What’s the difference between a freelancer, employee and independent contractor?
Published on 2019-06-10 by useme.
Understanding the variations between the above working or cooperating models are important for companies or flexible workers. How can one properly differentiate roles, responsibilities and supervision methods among flexible workers and employees to benefit each party?
The prime difference is the legal one and it has fundamental consequences as far as taxes, costs and other public tributes are concerned. The distinction between a freelancer and an employee comes down to how much control or authority a firm has over an individual and his or her work. Basically speaking, independent contractors are entrepreneurs running small sized businesses. So, he or she is not an enterprise’s employee but one of clients. So, a contractor has no boss or manager forcing what shall be done each day and how it should be done. One is free to do business with as many firms as he or she wants and usually has his or her own business card, a visible business location - own office or a venue in a coworking space.

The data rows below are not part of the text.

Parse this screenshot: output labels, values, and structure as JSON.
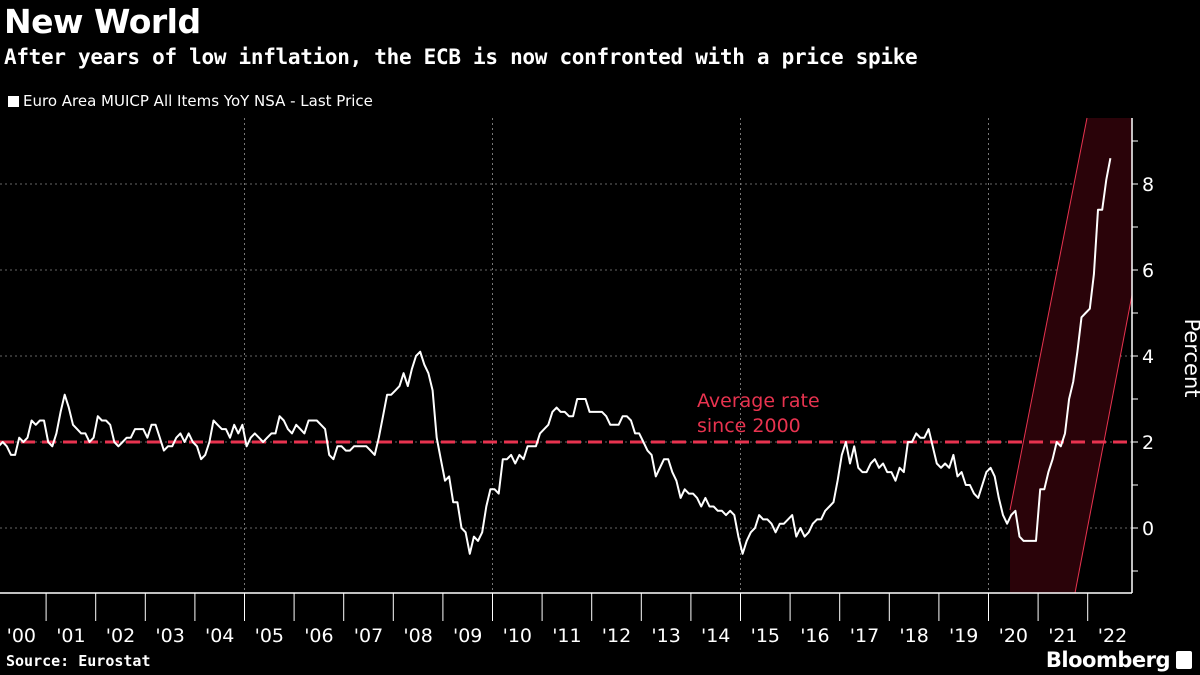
{
  "title": "New World",
  "subtitle": "After years of low inflation, the ECB is now confronted with a price spike",
  "source": "Source: Eurostat",
  "brand": "Bloomberg",
  "chart_data": {
    "type": "line",
    "title": "New World",
    "subtitle": "After years of low inflation, the ECB is now confronted with a price spike",
    "ylabel": "Percent",
    "ylim": [
      -1.5,
      9.5
    ],
    "yticks": [
      "0",
      "2",
      "4",
      "6",
      "8"
    ],
    "y_axis_side": "right",
    "xticks": [
      "'00",
      "'01",
      "'02",
      "'03",
      "'04",
      "'05",
      "'06",
      "'07",
      "'08",
      "'09",
      "'10",
      "'11",
      "'12",
      "'13",
      "'14",
      "'15",
      "'16",
      "'17",
      "'18",
      "'19",
      "'20",
      "'21",
      "'22"
    ],
    "x_range": [
      "2000-01",
      "2022-06"
    ],
    "legend_position": "top-left",
    "grid": true,
    "colors": {
      "series": "#ffffff",
      "average": "#e8334f",
      "highlight_fill": "#2a0309",
      "highlight_stroke": "#e8334f"
    },
    "series": [
      {
        "name": "Euro Area MUICP All Items YoY NSA - Last Price",
        "start": "2000-01",
        "frequency": "monthly",
        "values": [
          1.9,
          2.0,
          1.9,
          1.7,
          1.7,
          2.1,
          2.0,
          2.1,
          2.5,
          2.4,
          2.5,
          2.5,
          2.0,
          1.9,
          2.2,
          2.7,
          3.1,
          2.8,
          2.4,
          2.3,
          2.2,
          2.2,
          2.0,
          2.1,
          2.6,
          2.5,
          2.5,
          2.4,
          2.0,
          1.9,
          2.0,
          2.1,
          2.1,
          2.3,
          2.3,
          2.3,
          2.1,
          2.4,
          2.4,
          2.1,
          1.8,
          1.9,
          1.9,
          2.1,
          2.2,
          2.0,
          2.2,
          2.0,
          1.9,
          1.6,
          1.7,
          2.0,
          2.5,
          2.4,
          2.3,
          2.3,
          2.1,
          2.4,
          2.2,
          2.4,
          1.9,
          2.1,
          2.2,
          2.1,
          2.0,
          2.1,
          2.2,
          2.2,
          2.6,
          2.5,
          2.3,
          2.2,
          2.4,
          2.3,
          2.2,
          2.5,
          2.5,
          2.5,
          2.4,
          2.3,
          1.7,
          1.6,
          1.9,
          1.9,
          1.8,
          1.8,
          1.9,
          1.9,
          1.9,
          1.9,
          1.8,
          1.7,
          2.1,
          2.6,
          3.1,
          3.1,
          3.2,
          3.3,
          3.6,
          3.3,
          3.7,
          4.0,
          4.1,
          3.8,
          3.6,
          3.2,
          2.1,
          1.6,
          1.1,
          1.2,
          0.6,
          0.6,
          0.0,
          -0.1,
          -0.6,
          -0.2,
          -0.3,
          -0.1,
          0.5,
          0.9,
          0.9,
          0.8,
          1.6,
          1.6,
          1.7,
          1.5,
          1.7,
          1.6,
          1.9,
          1.9,
          1.9,
          2.2,
          2.3,
          2.4,
          2.7,
          2.8,
          2.7,
          2.7,
          2.6,
          2.6,
          3.0,
          3.0,
          3.0,
          2.7,
          2.7,
          2.7,
          2.7,
          2.6,
          2.4,
          2.4,
          2.4,
          2.6,
          2.6,
          2.5,
          2.2,
          2.2,
          2.0,
          1.8,
          1.7,
          1.2,
          1.4,
          1.6,
          1.6,
          1.3,
          1.1,
          0.7,
          0.9,
          0.8,
          0.8,
          0.7,
          0.5,
          0.7,
          0.5,
          0.5,
          0.4,
          0.4,
          0.3,
          0.4,
          0.3,
          -0.2,
          -0.6,
          -0.3,
          -0.1,
          0.0,
          0.3,
          0.2,
          0.2,
          0.1,
          -0.1,
          0.1,
          0.1,
          0.2,
          0.3,
          -0.2,
          0.0,
          -0.2,
          -0.1,
          0.1,
          0.2,
          0.2,
          0.4,
          0.5,
          0.6,
          1.1,
          1.7,
          2.0,
          1.5,
          1.9,
          1.4,
          1.3,
          1.3,
          1.5,
          1.6,
          1.4,
          1.5,
          1.3,
          1.3,
          1.1,
          1.4,
          1.3,
          2.0,
          2.0,
          2.2,
          2.1,
          2.1,
          2.3,
          1.9,
          1.5,
          1.4,
          1.5,
          1.4,
          1.7,
          1.2,
          1.3,
          1.0,
          1.0,
          0.8,
          0.7,
          1.0,
          1.3,
          1.4,
          1.2,
          0.7,
          0.3,
          0.1,
          0.3,
          0.4,
          -0.2,
          -0.3,
          -0.3,
          -0.3,
          -0.3,
          0.9,
          0.9,
          1.3,
          1.6,
          2.0,
          1.9,
          2.2,
          3.0,
          3.4,
          4.1,
          4.9,
          5.0,
          5.1,
          5.9,
          7.4,
          7.4,
          8.1,
          8.6
        ]
      }
    ],
    "reference_line": {
      "value": 2,
      "label_lines": [
        "Average rate",
        "since 2000"
      ]
    },
    "highlight": {
      "from": "2020-06",
      "to": "2022-06",
      "shape": "rising band"
    }
  }
}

Independent contractors usually make their own schedules, do marketing for their own company, decide on their own if he or she wants to work 5 or 15 hours per day, and are available to work in the relevant market. He or she brings to a client’s his or her own equipment, e.g. computer to use for work.

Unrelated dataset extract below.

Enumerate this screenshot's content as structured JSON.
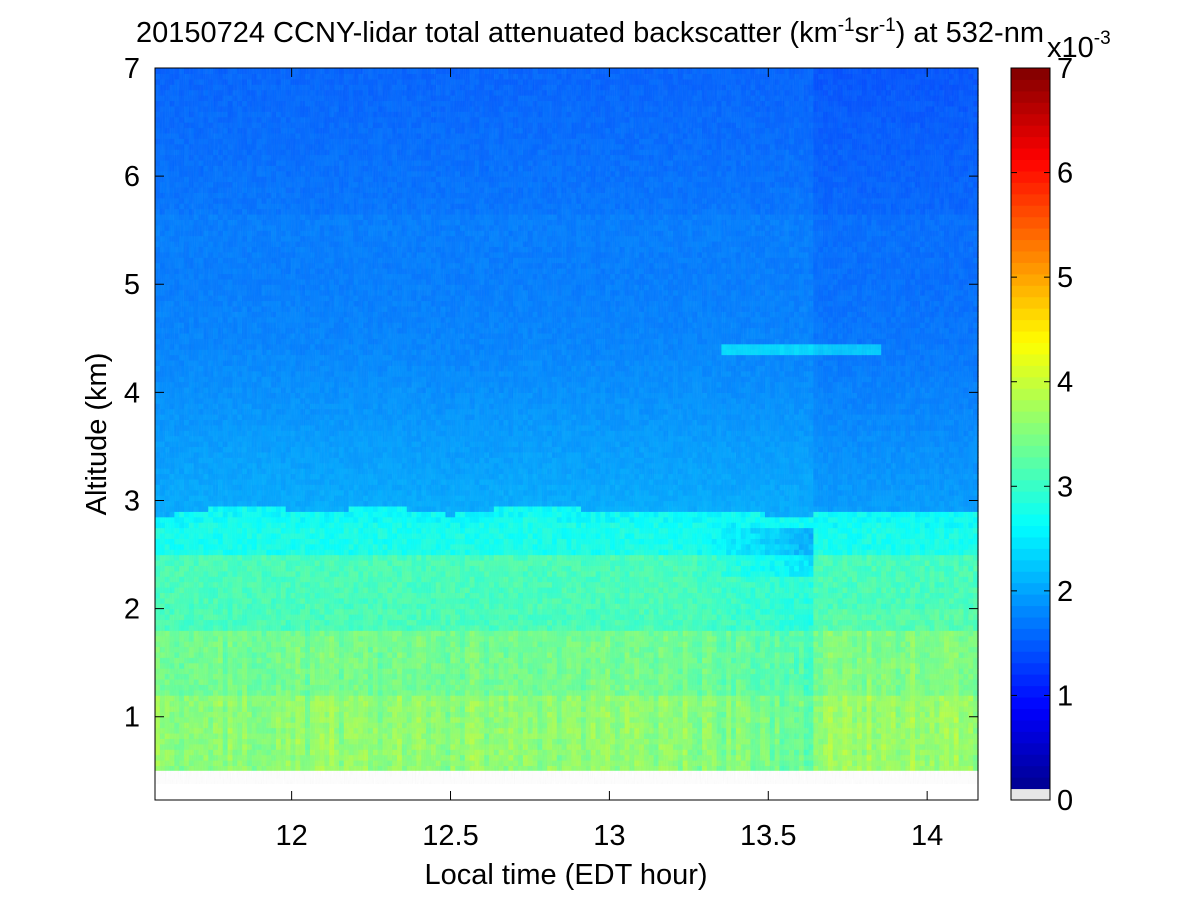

One doesn’t require either long and comprehensive training or detailed instructions on how to do everyday work due to the fact he or she is an experienced professional offering skilled services. An independent contractor probably has unique and specialized skills, such as content creating, e.g. graphic designing, or coding which is not a part of a client’s prime income. Usually, he or she gets paid a flat fee for work, or charges by the hour. So, freelancers are independent contractors. But there is no legal term such as “freelancer”. It is generally used to characterize independent contractors who work in creative areas serving numerous clients and staying flexible over their schedule.

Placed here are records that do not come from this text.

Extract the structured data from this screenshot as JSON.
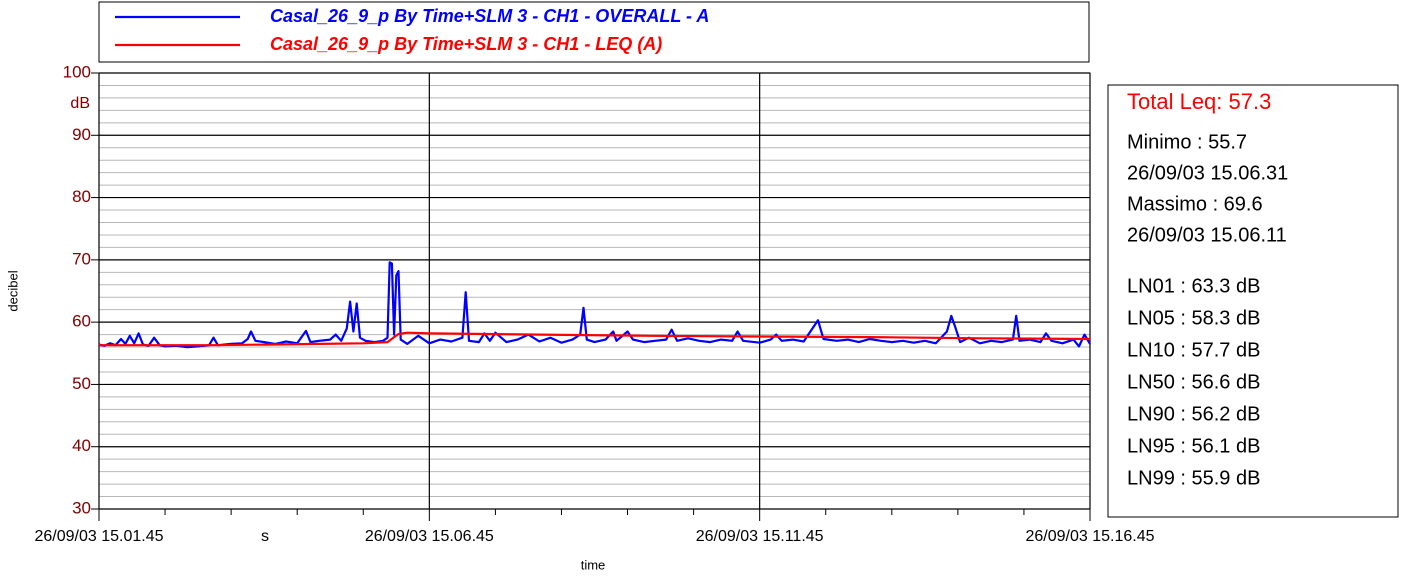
{
  "chart_data": {
    "type": "line",
    "ylabel": "decibel",
    "xlabel": "time",
    "y_unit": "dB",
    "x_unit": "s",
    "xlim": [
      0,
      900
    ],
    "ylim": [
      30,
      100
    ],
    "yticks": [
      30,
      40,
      50,
      60,
      70,
      80,
      90,
      100
    ],
    "yminorticks": [
      32,
      34,
      36,
      38,
      42,
      44,
      46,
      48,
      52,
      54,
      56,
      58,
      62,
      64,
      66,
      68,
      72,
      74,
      76,
      78,
      82,
      84,
      86,
      88,
      92,
      94,
      96,
      98
    ],
    "xticks": [
      {
        "value": 0,
        "label": "26/09/03 15.01.45"
      },
      {
        "value": 300,
        "label": "26/09/03 15.06.45"
      },
      {
        "value": 600,
        "label": "26/09/03 15.11.45"
      },
      {
        "value": 900,
        "label": "26/09/03 15.16.45"
      }
    ],
    "xminorticks": [
      60,
      120,
      180,
      240,
      360,
      420,
      480,
      540,
      660,
      720,
      780,
      840
    ],
    "grid": true,
    "series": [
      {
        "name": "Casal_26_9_p By Time+SLM 3 - CH1 - OVERALL - A",
        "color": "#0000ff",
        "x": [
          0,
          5,
          10,
          15,
          20,
          24,
          28,
          32,
          36,
          40,
          45,
          50,
          55,
          60,
          70,
          80,
          90,
          100,
          104,
          108,
          120,
          130,
          135,
          138,
          142,
          150,
          160,
          170,
          180,
          188,
          192,
          200,
          210,
          215,
          220,
          225,
          228,
          231,
          234,
          237,
          242,
          250,
          258,
          262,
          264,
          266,
          268,
          270,
          272,
          274,
          280,
          290,
          300,
          310,
          320,
          330,
          333,
          336,
          345,
          350,
          355,
          360,
          370,
          380,
          390,
          400,
          410,
          420,
          430,
          437,
          440,
          443,
          450,
          460,
          467,
          470,
          480,
          485,
          495,
          505,
          515,
          520,
          525,
          535,
          545,
          555,
          565,
          575,
          580,
          585,
          600,
          610,
          615,
          620,
          630,
          640,
          648,
          653,
          658,
          670,
          680,
          690,
          700,
          710,
          720,
          730,
          740,
          750,
          760,
          770,
          774,
          778,
          782,
          790,
          800,
          810,
          820,
          830,
          833,
          836,
          845,
          855,
          860,
          865,
          875,
          885,
          890,
          895,
          900
        ],
        "values": [
          56.4,
          56.2,
          56.6,
          56.3,
          57.3,
          56.5,
          57.8,
          56.6,
          58.2,
          56.4,
          56.2,
          57.5,
          56.3,
          56.1,
          56.2,
          56.0,
          56.1,
          56.3,
          57.5,
          56.3,
          56.5,
          56.6,
          57.3,
          58.5,
          57.0,
          56.8,
          56.5,
          56.9,
          56.6,
          58.6,
          56.8,
          57.0,
          57.2,
          58.0,
          57.0,
          59.0,
          63.3,
          58.5,
          63.0,
          57.5,
          57.0,
          56.8,
          57.0,
          57.5,
          69.6,
          69.4,
          58.0,
          67.5,
          68.2,
          57.2,
          56.5,
          57.8,
          56.6,
          57.2,
          56.9,
          57.5,
          64.8,
          57.0,
          56.8,
          58.2,
          57.0,
          58.3,
          56.8,
          57.2,
          58.0,
          56.9,
          57.5,
          56.7,
          57.2,
          58.0,
          62.3,
          57.2,
          56.8,
          57.2,
          58.5,
          57.0,
          58.5,
          57.2,
          56.8,
          57.0,
          57.2,
          58.8,
          57.0,
          57.4,
          57.0,
          56.8,
          57.2,
          57.0,
          58.5,
          57.0,
          56.7,
          57.2,
          58.0,
          57.0,
          57.2,
          56.9,
          59.0,
          60.3,
          57.3,
          57.0,
          57.2,
          56.8,
          57.3,
          57.0,
          56.8,
          57.0,
          56.7,
          57.0,
          56.6,
          58.5,
          61.0,
          59.0,
          56.8,
          57.5,
          56.6,
          57.0,
          56.8,
          57.2,
          61.0,
          57.0,
          57.2,
          56.8,
          58.2,
          57.0,
          56.6,
          57.2,
          56.1,
          58.0,
          56.5
        ]
      },
      {
        "name": "Casal_26_9_p By Time+SLM 3 - CH1 - LEQ (A)",
        "color": "#ff0000",
        "x": [
          0,
          50,
          100,
          150,
          200,
          240,
          262,
          268,
          272,
          280,
          300,
          400,
          500,
          600,
          700,
          800,
          900
        ],
        "values": [
          56.3,
          56.3,
          56.3,
          56.4,
          56.5,
          56.6,
          56.8,
          57.6,
          58.1,
          58.3,
          58.2,
          58.0,
          57.8,
          57.7,
          57.6,
          57.4,
          57.3
        ]
      }
    ],
    "stats": {
      "total": "Total Leq: 57.3",
      "lines": [
        "Minimo : 55.7",
        "26/09/03 15.06.31",
        "Massimo : 69.6",
        "26/09/03 15.06.11"
      ],
      "ln": [
        "LN01 : 63.3 dB",
        "LN05 : 58.3 dB",
        "LN10 : 57.7 dB",
        "LN50 : 56.6 dB",
        "LN90 : 56.2 dB",
        "LN95 : 56.1 dB",
        "LN99 : 55.9 dB"
      ]
    }
  }
}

Enterprises working with independent contractors don’t have to pay the minimum wage, overtime, workers’ compensation, taxes for a contractor’s Social Security, Medicare, unemployment benefits, and health insurance premiums. Freelancers can’t join a labor union due to the fact that only employees can do it.
An employee is an individual who works a certain number of hours per week, usually in the same venue, under the supervision of a manager who has a direct control over him or her and a work that has been performed.